Photodecarboxylation of the Siderophore Aerobactin with the Lewis Acidic Metal Ions Fe(III), Ga(III), and Ti(IV).

The class of α-hydroxy carboxylic acid-containing ferric siderophore natural products undergo photochemical modification by decarboxylation. To date, there is only limited mechanistic understanding of the metal-ion-mediated photodegradation of photoactive siderophores. This study investigates the photoreactivity of the α-hydroxy carboxylic acid-containing siderophore aerobactin (AB) and the corresponding Ga3+ and Ti4+ metal complexes in direct comparison with their Fe3+-bound counterpart.

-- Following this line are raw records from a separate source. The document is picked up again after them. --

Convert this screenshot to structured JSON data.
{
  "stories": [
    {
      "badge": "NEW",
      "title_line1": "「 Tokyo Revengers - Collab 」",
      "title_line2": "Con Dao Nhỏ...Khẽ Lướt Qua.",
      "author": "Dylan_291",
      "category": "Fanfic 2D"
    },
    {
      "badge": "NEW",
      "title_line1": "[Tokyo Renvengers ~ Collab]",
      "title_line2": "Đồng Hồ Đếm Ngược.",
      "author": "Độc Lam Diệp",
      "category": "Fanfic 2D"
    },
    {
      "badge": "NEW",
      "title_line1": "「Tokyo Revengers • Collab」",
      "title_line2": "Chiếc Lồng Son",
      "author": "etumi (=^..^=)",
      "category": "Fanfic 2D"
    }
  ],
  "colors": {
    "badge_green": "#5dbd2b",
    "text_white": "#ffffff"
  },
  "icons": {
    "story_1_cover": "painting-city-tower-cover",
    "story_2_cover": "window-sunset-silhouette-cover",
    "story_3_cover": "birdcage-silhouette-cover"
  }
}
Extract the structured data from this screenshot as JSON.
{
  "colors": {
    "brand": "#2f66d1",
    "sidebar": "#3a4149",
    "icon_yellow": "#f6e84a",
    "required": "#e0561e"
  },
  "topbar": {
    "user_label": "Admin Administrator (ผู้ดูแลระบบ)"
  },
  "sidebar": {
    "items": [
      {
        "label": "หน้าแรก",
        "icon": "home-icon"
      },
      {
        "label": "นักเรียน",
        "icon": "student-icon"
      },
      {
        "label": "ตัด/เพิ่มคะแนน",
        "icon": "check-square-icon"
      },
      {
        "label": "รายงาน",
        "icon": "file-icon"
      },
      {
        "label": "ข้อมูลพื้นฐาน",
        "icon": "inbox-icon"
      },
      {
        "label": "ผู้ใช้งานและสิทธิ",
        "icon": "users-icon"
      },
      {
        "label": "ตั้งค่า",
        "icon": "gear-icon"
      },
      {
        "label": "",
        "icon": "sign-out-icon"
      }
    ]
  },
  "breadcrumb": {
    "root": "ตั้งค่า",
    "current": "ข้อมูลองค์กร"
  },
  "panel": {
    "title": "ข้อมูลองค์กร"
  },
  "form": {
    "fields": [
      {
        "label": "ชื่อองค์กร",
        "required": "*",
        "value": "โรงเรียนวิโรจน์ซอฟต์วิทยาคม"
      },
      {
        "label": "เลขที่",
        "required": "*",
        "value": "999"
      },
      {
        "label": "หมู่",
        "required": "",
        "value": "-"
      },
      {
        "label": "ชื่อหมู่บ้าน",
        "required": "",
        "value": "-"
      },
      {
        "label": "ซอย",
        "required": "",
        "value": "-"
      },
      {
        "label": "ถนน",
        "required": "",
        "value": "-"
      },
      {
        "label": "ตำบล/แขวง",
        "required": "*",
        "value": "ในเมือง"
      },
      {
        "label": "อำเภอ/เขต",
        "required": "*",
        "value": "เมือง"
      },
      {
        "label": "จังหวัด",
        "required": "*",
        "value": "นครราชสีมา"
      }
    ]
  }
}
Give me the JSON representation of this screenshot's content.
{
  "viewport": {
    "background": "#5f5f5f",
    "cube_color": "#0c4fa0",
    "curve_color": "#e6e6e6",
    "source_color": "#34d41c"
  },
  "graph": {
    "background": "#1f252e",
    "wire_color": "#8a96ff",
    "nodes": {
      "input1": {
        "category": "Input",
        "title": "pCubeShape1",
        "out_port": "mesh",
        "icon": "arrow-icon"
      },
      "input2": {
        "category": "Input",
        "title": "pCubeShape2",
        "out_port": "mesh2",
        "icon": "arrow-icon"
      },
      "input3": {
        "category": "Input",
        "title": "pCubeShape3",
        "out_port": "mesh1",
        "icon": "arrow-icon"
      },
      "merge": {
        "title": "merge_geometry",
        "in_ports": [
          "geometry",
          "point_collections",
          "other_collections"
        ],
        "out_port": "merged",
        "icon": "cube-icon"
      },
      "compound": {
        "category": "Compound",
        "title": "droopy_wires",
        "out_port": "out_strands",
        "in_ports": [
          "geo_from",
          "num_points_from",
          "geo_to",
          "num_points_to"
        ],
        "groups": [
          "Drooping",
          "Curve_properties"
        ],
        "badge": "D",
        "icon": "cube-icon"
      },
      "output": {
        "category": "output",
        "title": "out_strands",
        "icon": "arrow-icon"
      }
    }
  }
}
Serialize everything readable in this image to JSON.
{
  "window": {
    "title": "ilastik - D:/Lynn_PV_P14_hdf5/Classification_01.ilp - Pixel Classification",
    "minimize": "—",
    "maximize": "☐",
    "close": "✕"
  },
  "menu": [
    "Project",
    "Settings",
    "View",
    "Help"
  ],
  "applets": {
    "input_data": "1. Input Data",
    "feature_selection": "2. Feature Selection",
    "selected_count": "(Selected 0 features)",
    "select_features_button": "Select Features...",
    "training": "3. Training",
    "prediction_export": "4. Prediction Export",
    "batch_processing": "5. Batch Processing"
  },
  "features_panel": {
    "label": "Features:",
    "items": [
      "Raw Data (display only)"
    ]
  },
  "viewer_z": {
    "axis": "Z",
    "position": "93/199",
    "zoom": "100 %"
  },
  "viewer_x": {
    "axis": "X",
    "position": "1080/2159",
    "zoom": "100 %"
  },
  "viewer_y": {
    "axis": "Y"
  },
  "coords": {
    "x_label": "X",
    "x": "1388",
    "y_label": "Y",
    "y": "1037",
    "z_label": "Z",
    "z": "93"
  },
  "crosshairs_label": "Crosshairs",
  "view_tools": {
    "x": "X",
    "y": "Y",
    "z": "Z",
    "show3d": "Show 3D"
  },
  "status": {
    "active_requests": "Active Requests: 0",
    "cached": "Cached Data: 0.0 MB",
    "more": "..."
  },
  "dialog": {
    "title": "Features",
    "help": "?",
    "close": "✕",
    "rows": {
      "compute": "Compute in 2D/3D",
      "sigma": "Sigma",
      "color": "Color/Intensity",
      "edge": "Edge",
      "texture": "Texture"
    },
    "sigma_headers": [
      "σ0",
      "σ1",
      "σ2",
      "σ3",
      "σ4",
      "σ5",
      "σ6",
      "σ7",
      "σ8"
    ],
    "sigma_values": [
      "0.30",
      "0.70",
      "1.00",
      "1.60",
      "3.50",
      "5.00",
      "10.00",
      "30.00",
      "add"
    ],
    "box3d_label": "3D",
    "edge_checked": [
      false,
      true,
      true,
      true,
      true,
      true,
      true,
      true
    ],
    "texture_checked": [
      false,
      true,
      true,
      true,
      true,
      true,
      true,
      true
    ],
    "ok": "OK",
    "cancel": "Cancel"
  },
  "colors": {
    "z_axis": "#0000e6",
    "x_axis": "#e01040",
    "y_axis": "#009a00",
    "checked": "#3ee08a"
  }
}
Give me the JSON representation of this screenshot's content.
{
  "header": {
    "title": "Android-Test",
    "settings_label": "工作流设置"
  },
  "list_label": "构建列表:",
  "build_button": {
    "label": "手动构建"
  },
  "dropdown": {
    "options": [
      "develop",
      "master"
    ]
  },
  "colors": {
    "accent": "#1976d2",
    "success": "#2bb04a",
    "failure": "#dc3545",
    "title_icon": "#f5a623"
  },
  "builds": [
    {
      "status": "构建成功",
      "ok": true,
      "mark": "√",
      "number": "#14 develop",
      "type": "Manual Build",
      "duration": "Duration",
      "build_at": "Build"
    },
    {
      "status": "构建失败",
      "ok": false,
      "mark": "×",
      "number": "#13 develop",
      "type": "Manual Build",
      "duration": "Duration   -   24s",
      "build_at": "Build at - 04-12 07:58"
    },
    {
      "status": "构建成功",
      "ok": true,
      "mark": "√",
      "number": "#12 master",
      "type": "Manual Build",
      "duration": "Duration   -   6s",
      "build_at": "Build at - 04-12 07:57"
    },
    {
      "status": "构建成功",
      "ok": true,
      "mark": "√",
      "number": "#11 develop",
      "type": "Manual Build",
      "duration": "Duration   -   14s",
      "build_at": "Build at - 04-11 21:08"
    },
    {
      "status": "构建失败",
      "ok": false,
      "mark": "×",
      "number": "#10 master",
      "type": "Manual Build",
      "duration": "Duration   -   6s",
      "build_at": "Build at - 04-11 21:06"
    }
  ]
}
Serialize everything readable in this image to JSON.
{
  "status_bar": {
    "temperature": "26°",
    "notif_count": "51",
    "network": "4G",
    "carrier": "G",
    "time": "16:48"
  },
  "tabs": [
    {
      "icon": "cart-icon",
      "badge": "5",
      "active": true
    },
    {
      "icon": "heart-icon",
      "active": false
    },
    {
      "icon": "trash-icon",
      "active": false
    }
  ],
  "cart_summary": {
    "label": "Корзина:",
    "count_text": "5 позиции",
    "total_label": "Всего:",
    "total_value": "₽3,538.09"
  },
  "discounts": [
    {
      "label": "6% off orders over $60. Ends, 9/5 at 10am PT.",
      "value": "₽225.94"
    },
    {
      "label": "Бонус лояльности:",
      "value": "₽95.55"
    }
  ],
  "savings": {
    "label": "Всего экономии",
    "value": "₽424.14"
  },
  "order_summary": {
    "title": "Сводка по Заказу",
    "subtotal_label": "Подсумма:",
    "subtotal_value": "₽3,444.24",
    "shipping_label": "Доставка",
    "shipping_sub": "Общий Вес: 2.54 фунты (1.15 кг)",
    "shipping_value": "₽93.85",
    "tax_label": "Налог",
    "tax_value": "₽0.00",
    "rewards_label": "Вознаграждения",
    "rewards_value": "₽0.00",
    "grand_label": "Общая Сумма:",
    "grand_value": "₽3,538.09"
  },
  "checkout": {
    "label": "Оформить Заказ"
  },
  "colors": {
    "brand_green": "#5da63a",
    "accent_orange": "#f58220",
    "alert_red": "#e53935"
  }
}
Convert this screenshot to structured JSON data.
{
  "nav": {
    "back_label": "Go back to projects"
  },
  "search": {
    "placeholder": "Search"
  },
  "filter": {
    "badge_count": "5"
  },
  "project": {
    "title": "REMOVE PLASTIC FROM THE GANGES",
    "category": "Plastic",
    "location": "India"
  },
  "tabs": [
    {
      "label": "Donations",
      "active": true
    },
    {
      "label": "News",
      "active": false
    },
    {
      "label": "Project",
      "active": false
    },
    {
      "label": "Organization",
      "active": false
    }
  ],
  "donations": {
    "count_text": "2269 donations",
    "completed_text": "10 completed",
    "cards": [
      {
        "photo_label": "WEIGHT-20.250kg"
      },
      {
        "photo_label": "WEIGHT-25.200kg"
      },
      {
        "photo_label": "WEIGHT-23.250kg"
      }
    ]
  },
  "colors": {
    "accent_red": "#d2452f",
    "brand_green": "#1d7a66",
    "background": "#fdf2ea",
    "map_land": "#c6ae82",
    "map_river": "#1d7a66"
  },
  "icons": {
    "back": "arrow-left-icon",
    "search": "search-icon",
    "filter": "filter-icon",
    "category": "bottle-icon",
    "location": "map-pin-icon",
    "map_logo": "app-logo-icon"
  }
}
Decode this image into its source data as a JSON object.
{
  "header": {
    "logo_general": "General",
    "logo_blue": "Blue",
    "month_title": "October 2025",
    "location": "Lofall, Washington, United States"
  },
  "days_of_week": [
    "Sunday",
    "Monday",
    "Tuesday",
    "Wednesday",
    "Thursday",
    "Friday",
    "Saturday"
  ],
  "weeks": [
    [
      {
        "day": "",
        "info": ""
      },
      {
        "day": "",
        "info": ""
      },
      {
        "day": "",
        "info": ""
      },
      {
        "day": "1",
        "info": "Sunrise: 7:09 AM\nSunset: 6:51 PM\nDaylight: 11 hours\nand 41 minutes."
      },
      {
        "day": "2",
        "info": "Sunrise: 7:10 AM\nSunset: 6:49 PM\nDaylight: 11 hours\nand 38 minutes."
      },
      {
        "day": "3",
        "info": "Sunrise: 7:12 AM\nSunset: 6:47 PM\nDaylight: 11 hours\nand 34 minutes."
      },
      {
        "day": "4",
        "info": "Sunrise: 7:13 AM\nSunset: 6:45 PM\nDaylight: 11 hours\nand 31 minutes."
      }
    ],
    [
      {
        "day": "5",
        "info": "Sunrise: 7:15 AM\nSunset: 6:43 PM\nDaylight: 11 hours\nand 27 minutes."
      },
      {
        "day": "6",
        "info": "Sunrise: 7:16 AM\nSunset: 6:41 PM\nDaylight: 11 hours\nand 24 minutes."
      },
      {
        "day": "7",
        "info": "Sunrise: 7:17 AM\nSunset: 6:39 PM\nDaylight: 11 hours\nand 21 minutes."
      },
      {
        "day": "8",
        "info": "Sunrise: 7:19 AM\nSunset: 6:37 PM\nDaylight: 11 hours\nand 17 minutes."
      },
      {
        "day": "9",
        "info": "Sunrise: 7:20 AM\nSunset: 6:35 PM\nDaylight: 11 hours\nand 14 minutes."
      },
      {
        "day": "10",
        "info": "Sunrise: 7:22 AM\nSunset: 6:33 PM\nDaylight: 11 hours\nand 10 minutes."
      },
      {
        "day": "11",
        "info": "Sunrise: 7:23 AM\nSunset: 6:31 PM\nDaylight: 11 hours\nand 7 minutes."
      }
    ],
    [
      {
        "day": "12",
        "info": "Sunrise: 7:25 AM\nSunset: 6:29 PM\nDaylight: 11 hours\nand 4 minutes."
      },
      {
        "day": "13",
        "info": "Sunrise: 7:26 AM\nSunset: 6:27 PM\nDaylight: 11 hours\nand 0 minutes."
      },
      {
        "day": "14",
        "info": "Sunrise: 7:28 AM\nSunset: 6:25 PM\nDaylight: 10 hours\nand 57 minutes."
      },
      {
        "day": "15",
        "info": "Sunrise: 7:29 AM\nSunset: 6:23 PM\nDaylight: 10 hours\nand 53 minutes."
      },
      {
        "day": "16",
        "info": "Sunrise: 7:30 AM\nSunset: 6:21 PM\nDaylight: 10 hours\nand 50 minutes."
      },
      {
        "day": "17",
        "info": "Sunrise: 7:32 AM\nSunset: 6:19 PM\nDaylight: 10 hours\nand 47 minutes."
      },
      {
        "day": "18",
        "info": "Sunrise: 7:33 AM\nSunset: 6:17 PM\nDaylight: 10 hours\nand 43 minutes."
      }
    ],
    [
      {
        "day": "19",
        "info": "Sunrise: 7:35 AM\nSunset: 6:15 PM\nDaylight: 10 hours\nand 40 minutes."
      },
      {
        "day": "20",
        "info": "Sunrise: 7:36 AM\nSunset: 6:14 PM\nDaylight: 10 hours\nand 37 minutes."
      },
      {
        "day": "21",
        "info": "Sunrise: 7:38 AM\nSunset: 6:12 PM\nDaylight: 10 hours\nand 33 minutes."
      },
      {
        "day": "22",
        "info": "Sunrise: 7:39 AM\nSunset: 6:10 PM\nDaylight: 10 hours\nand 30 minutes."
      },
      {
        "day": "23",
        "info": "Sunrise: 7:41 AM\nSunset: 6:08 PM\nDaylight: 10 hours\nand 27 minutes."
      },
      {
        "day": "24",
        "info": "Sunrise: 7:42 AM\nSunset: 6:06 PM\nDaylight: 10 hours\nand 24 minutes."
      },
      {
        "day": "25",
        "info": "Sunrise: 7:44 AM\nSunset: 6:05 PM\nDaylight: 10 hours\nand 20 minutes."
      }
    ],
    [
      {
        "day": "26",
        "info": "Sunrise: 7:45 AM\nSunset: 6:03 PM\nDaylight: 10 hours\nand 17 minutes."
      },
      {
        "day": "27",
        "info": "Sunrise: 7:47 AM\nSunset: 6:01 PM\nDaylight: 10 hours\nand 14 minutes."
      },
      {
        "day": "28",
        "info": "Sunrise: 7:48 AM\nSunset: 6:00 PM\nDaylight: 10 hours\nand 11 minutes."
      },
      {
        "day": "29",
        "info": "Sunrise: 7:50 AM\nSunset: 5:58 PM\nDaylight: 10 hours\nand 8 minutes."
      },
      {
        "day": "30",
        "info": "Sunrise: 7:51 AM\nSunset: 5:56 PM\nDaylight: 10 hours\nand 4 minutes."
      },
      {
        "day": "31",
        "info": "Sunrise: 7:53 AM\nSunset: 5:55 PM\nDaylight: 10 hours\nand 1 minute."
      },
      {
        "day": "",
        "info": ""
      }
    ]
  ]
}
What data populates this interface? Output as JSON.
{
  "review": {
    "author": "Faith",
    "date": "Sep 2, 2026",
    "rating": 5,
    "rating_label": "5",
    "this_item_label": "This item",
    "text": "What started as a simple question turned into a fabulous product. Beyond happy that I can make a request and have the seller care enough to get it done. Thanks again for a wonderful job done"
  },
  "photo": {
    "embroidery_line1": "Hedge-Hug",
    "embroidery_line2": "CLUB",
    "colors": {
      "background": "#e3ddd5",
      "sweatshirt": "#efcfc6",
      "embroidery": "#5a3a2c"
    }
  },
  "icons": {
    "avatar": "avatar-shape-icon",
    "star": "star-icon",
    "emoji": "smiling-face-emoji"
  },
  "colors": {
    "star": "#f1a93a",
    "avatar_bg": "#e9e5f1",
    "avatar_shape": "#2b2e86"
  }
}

Using UV-vis and nuclear magnetic resonance (NMR) spectroscopy, complemented by time-dependent density functional theory (TD-DFT) calculations, we demonstrate that ligand-to-metal charge transfer (LMCT)-driven photocleavage of aerobactin-metal complexes is feasible beyond Fe3+. We show that photoirradiation at shorter wavelengths of [Ga(AB)]3- and [Ti(AB)]2- results in decarboxylative photocleavage at two distinct sites. While [Fe(AB)]3- exhibits distinct reactivity upon photoexcitation from 254 to 575 nm, producing C-C bond cleavage to release CO2 and form the corresponding tautomer, the analogous [Ti(AB)]2- complex can be selectively exited. Lower energy excitation of [Ti(AB)]2- within the LMCT band centered at 295 nm induces decarboxylation in direct homology with the parent ferric complex, whereas secondary decarboxylation of the lysine carboxylate is observed using short wavelength irradiation of [Ga(AB)]3- and [Ti(AB)]2-. These experimental results, supported by TD-DFT findings, reveal that the coordinating hydroxamate groups, rather than the α-hydroxy carboxylate, are the source of efficient LMCT excitation and radical formation, challenging previous assumptions about aerobactin's photochemical decarboxylation mechanism. We provide a mechanistic framework for siderophore-mediated photochemistry and highlight its applicability to xenometal ions.